Compounds that alter enzymes this way are called modulators of the activity.
Modulator may affect the enzyme in either of two ways:
It may inhibit enzyme action; inhibitors (negative modulation) or
It may stimulate enzyme action; activators (positive modulation).
Enzymes that have a quaternary protein structure with distinctive binding sites for modulators are referred to as allosteric enzymes.
The site to which a modulator attaches is called a regulatory site.
Specific modulators can bind reversibly to the regulatory sites.
For example, the enzyme depicted in Figure is an allosteric enzyme.
example of allostric regualation
An excellent example of allosteric regulation—the control of an allosteric enzyme—is the five-step synthesis of the amino acid isoleucine.
Threonine deaminase, the enzyme that catalyzes the first step in the conversion of threonine to isoleucine, is subject to inhibition by the final product, isoleucine.
Isoleucine exerts an inhibiting effect on the enzyme activity.

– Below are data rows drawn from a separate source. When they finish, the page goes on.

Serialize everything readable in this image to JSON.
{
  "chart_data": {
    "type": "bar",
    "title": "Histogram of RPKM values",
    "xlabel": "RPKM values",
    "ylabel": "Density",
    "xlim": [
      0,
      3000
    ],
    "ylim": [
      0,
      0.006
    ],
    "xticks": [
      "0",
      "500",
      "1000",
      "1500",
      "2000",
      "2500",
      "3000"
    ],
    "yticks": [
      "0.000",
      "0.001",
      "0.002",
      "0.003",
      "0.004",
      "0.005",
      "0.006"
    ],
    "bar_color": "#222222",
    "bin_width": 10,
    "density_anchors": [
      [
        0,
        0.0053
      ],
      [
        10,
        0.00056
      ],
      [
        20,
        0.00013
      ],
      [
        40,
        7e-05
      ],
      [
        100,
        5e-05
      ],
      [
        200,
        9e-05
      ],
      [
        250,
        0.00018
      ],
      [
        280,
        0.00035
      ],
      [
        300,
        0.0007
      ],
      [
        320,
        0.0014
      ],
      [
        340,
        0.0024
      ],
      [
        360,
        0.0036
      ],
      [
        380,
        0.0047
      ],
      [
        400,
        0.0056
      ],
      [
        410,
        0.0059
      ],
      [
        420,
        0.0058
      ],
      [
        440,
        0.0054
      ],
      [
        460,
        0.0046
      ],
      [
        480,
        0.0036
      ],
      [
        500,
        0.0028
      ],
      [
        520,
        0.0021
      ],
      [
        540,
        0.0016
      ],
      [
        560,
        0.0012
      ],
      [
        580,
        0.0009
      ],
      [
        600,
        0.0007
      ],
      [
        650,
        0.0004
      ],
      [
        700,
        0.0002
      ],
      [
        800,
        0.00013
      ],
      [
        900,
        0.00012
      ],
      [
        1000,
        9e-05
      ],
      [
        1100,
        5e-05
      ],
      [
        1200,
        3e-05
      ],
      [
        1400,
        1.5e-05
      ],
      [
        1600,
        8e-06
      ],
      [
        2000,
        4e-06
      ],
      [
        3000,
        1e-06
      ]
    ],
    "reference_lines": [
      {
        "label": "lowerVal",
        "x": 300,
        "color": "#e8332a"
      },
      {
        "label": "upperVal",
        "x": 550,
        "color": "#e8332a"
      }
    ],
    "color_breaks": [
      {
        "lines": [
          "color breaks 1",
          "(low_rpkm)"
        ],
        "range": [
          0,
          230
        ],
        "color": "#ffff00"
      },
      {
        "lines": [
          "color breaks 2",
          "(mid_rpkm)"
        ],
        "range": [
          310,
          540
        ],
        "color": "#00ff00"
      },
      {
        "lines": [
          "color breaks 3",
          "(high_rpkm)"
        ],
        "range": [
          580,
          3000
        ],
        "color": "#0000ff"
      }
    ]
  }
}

This type of allosteric regulation in which the enzyme that catalyzes the first step of a series of reactions is inhibited by the final product is called feedback inhibition.
genetic control
One way to increase production from an enzyme-catalyzed reaction, given a sufficient supply of substrate, is for a cell to increase the number of enzyme molecules present.
The synthesis of all proteins, including enzymes, is under genetic control by nucleic acids.
An example of the genetic control of enzyme activity involves enzyme induction, the synthesis of enzymes in response to a temporary need of the cell.